Stroke incidence dips, but so does life expectancy

The latest report from the CDC on mortality in the U.S. presented a mixed picture. Welcome news arrived with word that the incidence of stroke has declined such that it has dropped to the fourth-leading cause of death. It had been the third most common cause of death for the past five decades. Although heart disease and cancer continued to be the two leading causes of death in 2008, accounting for 48 percent of all deaths, chronic lower respiratory disease — COPD, chronic bronchitis and emphysema — has replaced stroke as the third leading cause of death. The other six causes were, respectively, accidents, Alzheimer’s disease, diabetes, influenza/pneumonia, kidney diseases and septicemia.

At first, ACSH's Dr. Gilbert Ross questioned why the incidence of COPD, which is strongly associated with smoking, has increased as in the same time period smoking rates declined. He postulates that “this condition is a lagging indicator of smoking. People who have smoked for many years irreversibly damage their lungs, and the disease is indeed progressive, even after they stop.
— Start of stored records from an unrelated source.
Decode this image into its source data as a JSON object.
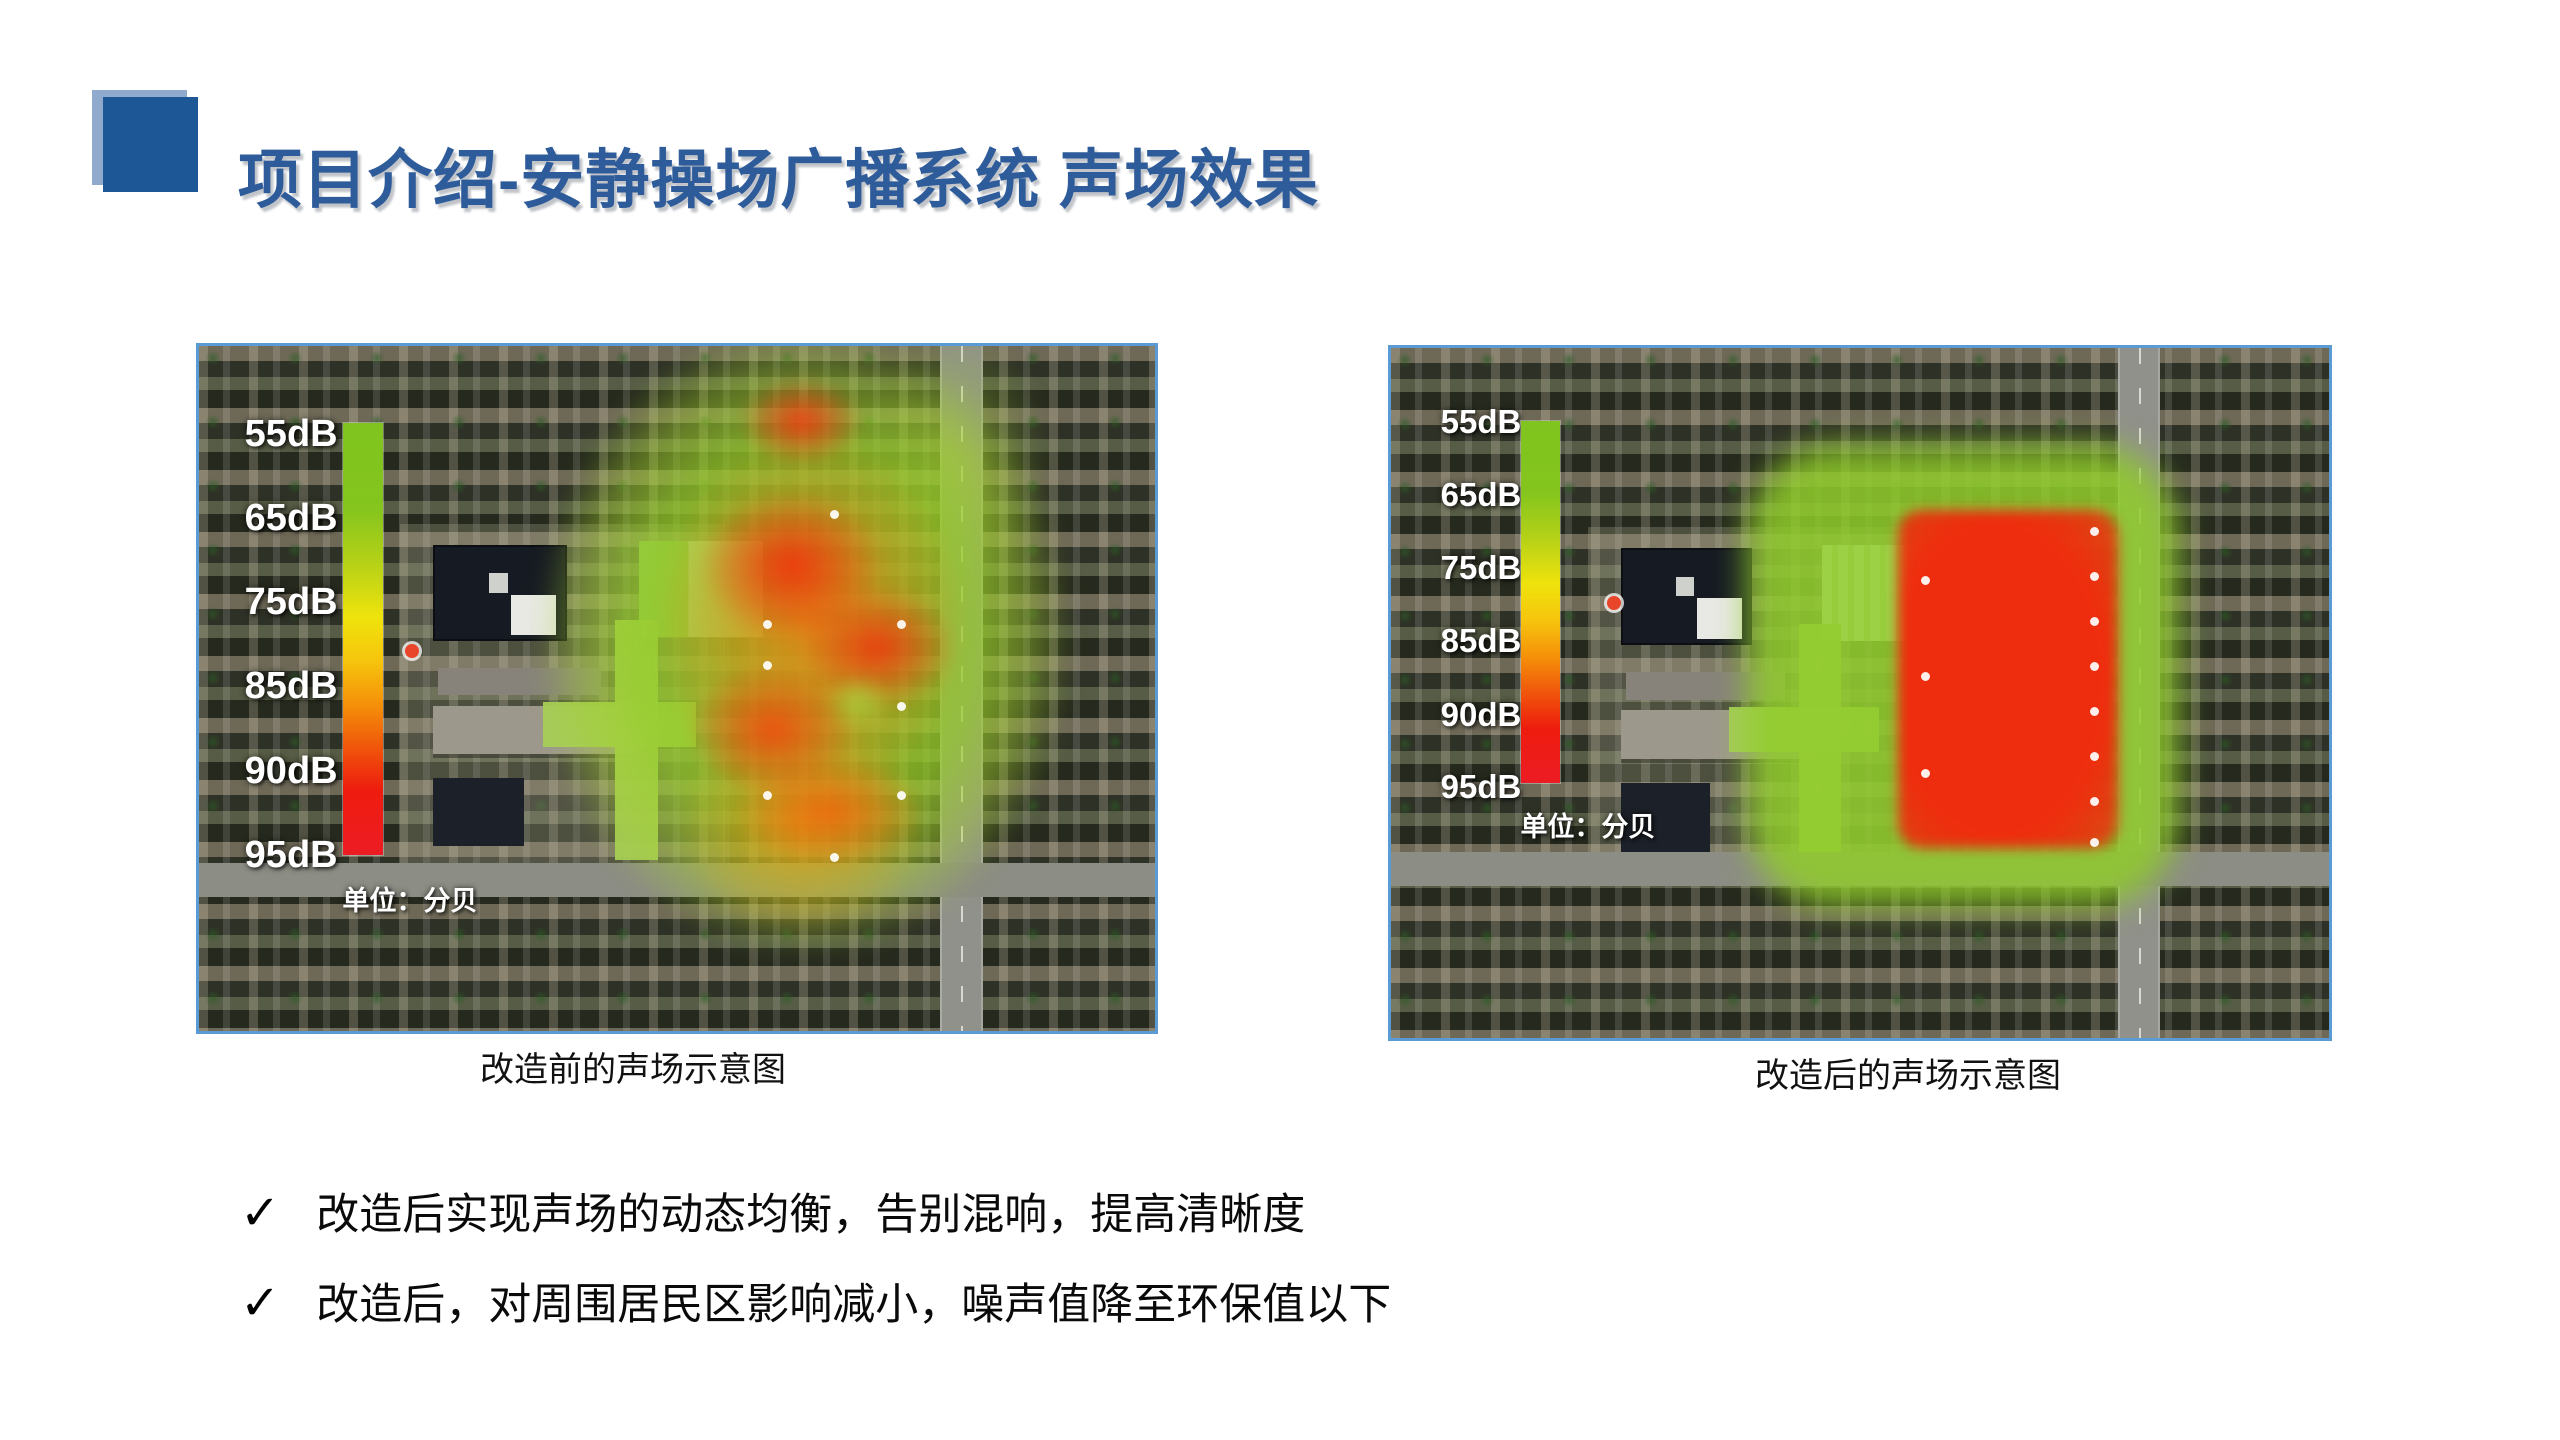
{
  "slide": {
    "title": "项目介绍-安静操场广播系统 声场效果",
    "background_color": "#FFFFFF",
    "title_color": "#2E5B9A",
    "accent_square_dark": "#1E5796",
    "accent_square_light": "#8FAACC",
    "image_border_color": "#5B9BD5"
  },
  "legend": {
    "labels": [
      "55dB",
      "65dB",
      "75dB",
      "85dB",
      "90dB",
      "95dB"
    ],
    "unit_label": "单位：分贝",
    "gradient_top_color": "#7FC41F",
    "gradient_bottom_color": "#ED1C24"
  },
  "panels": [
    {
      "caption": "改造前的声场示意图"
    },
    {
      "caption": "改造后的声场示意图"
    }
  ],
  "bullets": {
    "mark": "✓",
    "items": [
      "改造后实现声场的动态均衡，告别混响，提高清晰度",
      "改造后，对周围居民区影响减小，噪声值降至环保值以下"
    ]
  }
}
So this could still be leftover damage from previous smoking.”

In the same article addressing the decline in stroke, the Los Angeles Times reports that while overall life expectancy in the U.S. dipped slightly in 2008, black men had a record-high life expectancy of 70.2 years, up from 70 years in 2007. In addition, the life-expectancy gap between blacks and whites fell to 4.6 years from 4.8 in that same year. Dr. Ross notes that there were similar small drops in life expectancy in 1993 and 2005. “While the changes appear small — a matter of months — to see the life expectancy flatten or even drop slightly is disturbing,” he says.